Search QA with Pareto Optimization: MAP achieves +10.8% accuracy over strong non-modular baselines, with explicit cost control and cross-generator/domain generalization (Mei et al., 28 Aug 2025).

Training dynamics indicate that modular decomposition leads to stable learning, concise actions, and efficient sample usage (Li et al., 7 Oct 2025).

5. Integration, Runtime Coordination, and Extensibility

MAP architectures demand extensive runtime protocols to enable robust multi-agent coordination. Practical choices include:

Shared Memory / Context: Deterministic or sliding-window memory stores all decisions, tool calls, and module outputs for live context and post-hoc auditing (Li et al., 7 Oct 2025, Farahani et al., 23 Nov 2025).
Inter-Agent Communication: Structured JSON or RESTful API protocols for invoking, returning, and registering agents/tools, supporting rapid module extension and replacement (Farahani et al., 23 Nov 2025).
Finite-State Controllers and Skill Gating: In robotics and control, planners interface with low-level FSM controllers that latch gates for motion primitives, triggered by discrete planner actions and events (Syarubany et al., 2 Jan 2026).
Human-in-the-Loop: Audit logs and explicit interfaces allow for transparent validation, modification, or rejection of planner recommendations, crucial for compliance-critical domains (Farahani et al., 23 Nov 2025, Ang et al., 19 Aug 2025).
Logging and Visualization: Semantic maps and decision history logs are visualized (e.g., RViz in ROS, Prometheus/Grafana for metrics), facilitating debugging and traceability (Syarubany et al., 2 Jan 2026, Farahani et al., 23 Nov 2025).

MAP’s separation of reasoning, tool selection, execution, verification, and summarization provides clean separation between high-level LLM-driven logic and low-level, fast tactical steps (often handled by specialized SLMs, microservices, or containers for scalability).

6. Comparisons, Transfer, and Limitations

MAP architectures outperform classical approaches such as monolithic RL models, zero-shot prompting, chain-of-thought, multi-agent debate, and tree-of-thought on both accuracy and invalid action reduction (Webb et al., 2023, Li et al., 7 Oct 2025, Ang et al., 19 Aug 2025). Modular decomposition is especially crucial for settings with long reasoning horizons, sparse rewards, diverse toolsets, or heterogeneous skill modules. The separation of planning and execution modules enables fine-tuned planners to generalize across frozen generators, domains, and environments without retraining downstream models (Mei et al., 28 Aug 2025, Farahani et al., 23 Nov 2025).

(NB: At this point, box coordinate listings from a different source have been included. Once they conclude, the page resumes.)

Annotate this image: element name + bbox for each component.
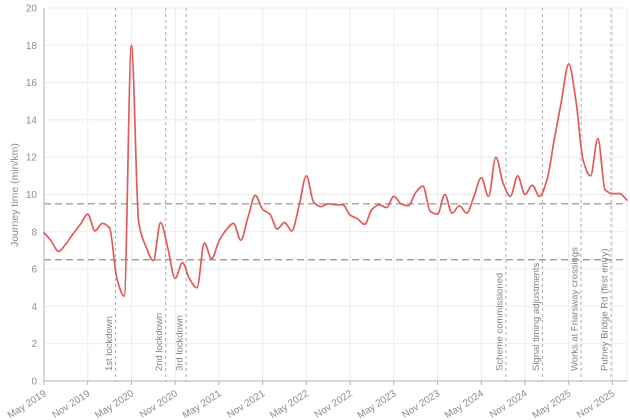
y-tick-label-4: 4	[31, 302, 37, 313]
event-label-works-at-friarsway-crossings: Works at Friarsway crossings	[570, 247, 581, 371]
x-tick-label-Nov-2020: Nov 2020	[138, 388, 180, 420]
y-tick-label-8: 8	[31, 227, 37, 238]
x-tick-label-Nov-2022: Nov 2022	[313, 388, 355, 420]
x-tick-label-May-2023: May 2023	[356, 388, 399, 420]
event-label-signal-timing-adjustments: Signal timing adjustments	[531, 263, 542, 371]
y-tick-label-12: 12	[26, 153, 38, 164]
x-tick-label-Nov-2024: Nov 2024	[488, 388, 530, 420]
x-tick-label-May-2021: May 2021	[181, 388, 224, 420]
event-label-3rd-lockdown: 3rd lockdown	[175, 315, 186, 371]
y-tick-label-10: 10	[26, 190, 38, 201]
x-tick-label-Nov-2019: Nov 2019	[50, 388, 92, 420]
y-tick-label-6: 6	[31, 265, 37, 276]
journey-time-series-line	[43, 44, 628, 297]
event-label-putney-bridge-rd-first-entry-: Putney Bridge Rd (first entry)	[599, 249, 610, 372]
x-tick-label-May-2019: May 2019	[6, 388, 49, 420]
x-tick-label-May-2025: May 2025	[531, 388, 574, 420]
event-label-scheme-commissioned: Scheme commissioned	[495, 273, 506, 371]
x-tick-label-Nov-2021: Nov 2021	[225, 388, 267, 420]
y-axis-title: Journey time (min/km)	[9, 143, 21, 247]
y-tick-label-20: 20	[26, 4, 38, 15]
x-tick-label-May-2020: May 2020	[93, 388, 136, 420]
y-tick-label-2: 2	[31, 339, 37, 350]
y-tick-label-0: 0	[31, 377, 37, 388]
y-tick-label-18: 18	[26, 41, 38, 52]
y-tick-label-14: 14	[26, 115, 38, 126]
y-tick-label-16: 16	[26, 78, 38, 89]
x-tick-label-Nov-2025: Nov 2025	[575, 388, 617, 420]
x-tick-label-Nov-2023: Nov 2023	[400, 388, 442, 420]
x-tick-label-May-2022: May 2022	[268, 388, 311, 420]
x-tick-label-May-2024: May 2024	[443, 388, 486, 420]
event-label-2nd-lockdown: 2nd lockdown	[154, 313, 165, 371]
event-label-1st-lockdown: 1st lockdown	[104, 316, 115, 371]
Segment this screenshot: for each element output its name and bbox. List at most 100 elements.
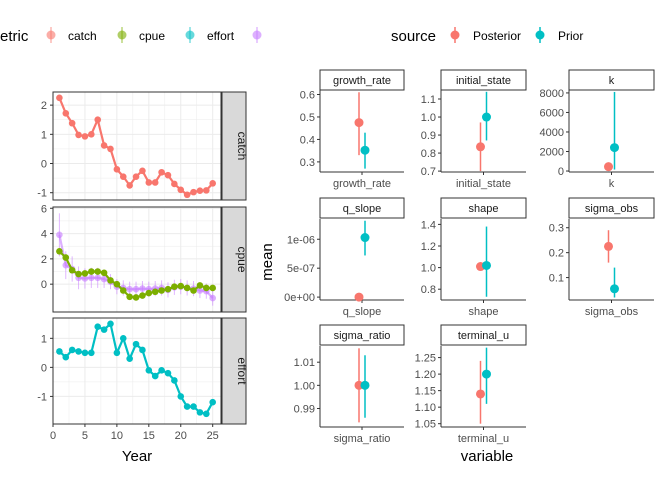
legend-title: etric xyxy=(0,28,29,45)
x-tick-label: 15 xyxy=(143,430,155,442)
data-point xyxy=(158,287,165,294)
data-point xyxy=(81,133,89,140)
data-point xyxy=(196,287,204,294)
data-point xyxy=(56,247,63,255)
mean-point-posterior xyxy=(604,241,613,251)
y-tick-label: 4 xyxy=(41,229,47,241)
x-tick-label: sigma_ratio xyxy=(334,433,391,445)
data-point xyxy=(107,277,114,284)
y-tick-label: 1.00 xyxy=(294,380,315,392)
y-tick-label: 1e-06 xyxy=(287,234,315,246)
y-tick-label: 1.2 xyxy=(421,241,436,253)
y-tick-label: 0.3 xyxy=(300,157,315,169)
facet-strip xyxy=(319,324,405,346)
facet-strip xyxy=(221,91,247,201)
y-tick-label: 0 xyxy=(41,159,47,171)
y-tick-label: 1.10 xyxy=(415,402,436,414)
panel-border xyxy=(52,206,222,313)
mean-point-prior xyxy=(610,143,619,153)
mean-point-posterior xyxy=(354,118,364,128)
data-point xyxy=(81,270,89,277)
y-tick-label: 8000 xyxy=(540,88,564,100)
data-point xyxy=(145,366,153,374)
legend-title: source xyxy=(391,28,436,45)
y-tick-label: 0.5 xyxy=(300,112,315,124)
data-point xyxy=(171,283,178,290)
data-point xyxy=(209,284,216,292)
data-point xyxy=(119,173,127,180)
data-point xyxy=(196,282,204,289)
data-point xyxy=(132,173,140,180)
x-tick-label: shape xyxy=(469,306,499,318)
mean-point-prior xyxy=(610,284,619,294)
data-point xyxy=(62,110,70,117)
legend-label: Prior xyxy=(558,29,583,43)
y-tick-label: 2 xyxy=(41,254,47,266)
data-point xyxy=(145,289,153,297)
data-point xyxy=(100,275,108,283)
legend-key-point xyxy=(185,30,195,40)
data-point xyxy=(100,326,108,333)
x-tick-label: k xyxy=(609,178,615,190)
legend-label: catch xyxy=(68,29,97,43)
data-point xyxy=(113,349,121,357)
legend-key-point xyxy=(450,30,460,40)
data-point xyxy=(164,285,172,293)
data-point xyxy=(151,179,159,186)
data-point xyxy=(203,284,210,292)
data-point xyxy=(68,119,76,127)
mean-point-prior xyxy=(360,145,370,155)
data-point xyxy=(94,274,102,282)
data-point xyxy=(139,346,146,354)
data-point xyxy=(68,266,76,274)
panel-border xyxy=(52,317,222,425)
x-tick-label: terminal_u xyxy=(458,433,509,445)
y-tick-label: 1.0 xyxy=(421,112,436,124)
mean-point-posterior xyxy=(354,292,364,302)
legend-key-point xyxy=(46,30,56,40)
data-point xyxy=(56,348,63,355)
data-point xyxy=(183,284,191,292)
data-point xyxy=(190,287,197,294)
y-tick-label: 0.8 xyxy=(421,284,436,296)
data-point xyxy=(126,182,133,189)
facet-strip xyxy=(440,197,527,219)
data-point xyxy=(68,346,76,354)
y-tick-label: 5e-07 xyxy=(287,263,315,275)
y-tick-label: 1.25 xyxy=(415,353,436,365)
y-tick-label: 1.0 xyxy=(421,263,436,275)
legend-key-point xyxy=(535,30,545,40)
data-point xyxy=(164,171,172,179)
data-point xyxy=(183,403,191,410)
mean-point-prior xyxy=(360,233,370,243)
y-tick-label: 1 xyxy=(41,129,47,141)
data-point xyxy=(62,254,70,261)
data-point xyxy=(113,280,121,288)
data-point xyxy=(177,186,185,194)
y-tick-label: 0.4 xyxy=(300,134,315,146)
facet-strip-label: k xyxy=(609,75,615,87)
data-point xyxy=(151,288,159,296)
y-tick-label: 0 xyxy=(41,362,47,374)
facet-strip-label: catch xyxy=(235,132,249,161)
facet-strip-label: sigma_obs xyxy=(585,203,639,215)
data-point xyxy=(81,349,89,357)
y-tick-label: 0.6 xyxy=(300,89,315,101)
y-tick-label: 1.15 xyxy=(415,386,436,398)
data-point xyxy=(56,231,63,239)
x-tick-label: q_slope xyxy=(343,306,382,318)
legend-label: cpue xyxy=(139,29,165,43)
facet-strip xyxy=(319,69,405,91)
x-tick-label: sigma_obs xyxy=(585,306,639,318)
panel-background xyxy=(52,91,222,201)
y-tick-label: 0.1 xyxy=(549,273,564,285)
x-tick-label: growth_rate xyxy=(333,178,391,190)
facet-strip xyxy=(568,69,655,91)
facet-strip xyxy=(440,69,527,91)
y-tick-label: -1 xyxy=(37,188,47,200)
data-point xyxy=(88,268,95,275)
legend-label: Posterior xyxy=(473,29,521,43)
data-point xyxy=(203,187,210,194)
y-tick-label: 1.1 xyxy=(421,94,436,106)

A plausible implication is that computational cost and latency may increase with full modularization, as exemplified by the hundreds of LLM calls required on certain planning benchmarks (Webb et al., 2023). However, this is offset by robustness, scalability, and the capacity for structured audit and dynamic module swapping.

MAP’s integration of explicit credit assignment (broadcasted trajectory-level reward), group-normalized advantage, and modular update loops addresses long-standing limitations in deep RL for multi-turn reasoning, tool-augmented workflows, and cross-domain agentic system design (Li et al., 7 Oct 2025, Mei et al., 28 Aug 2025).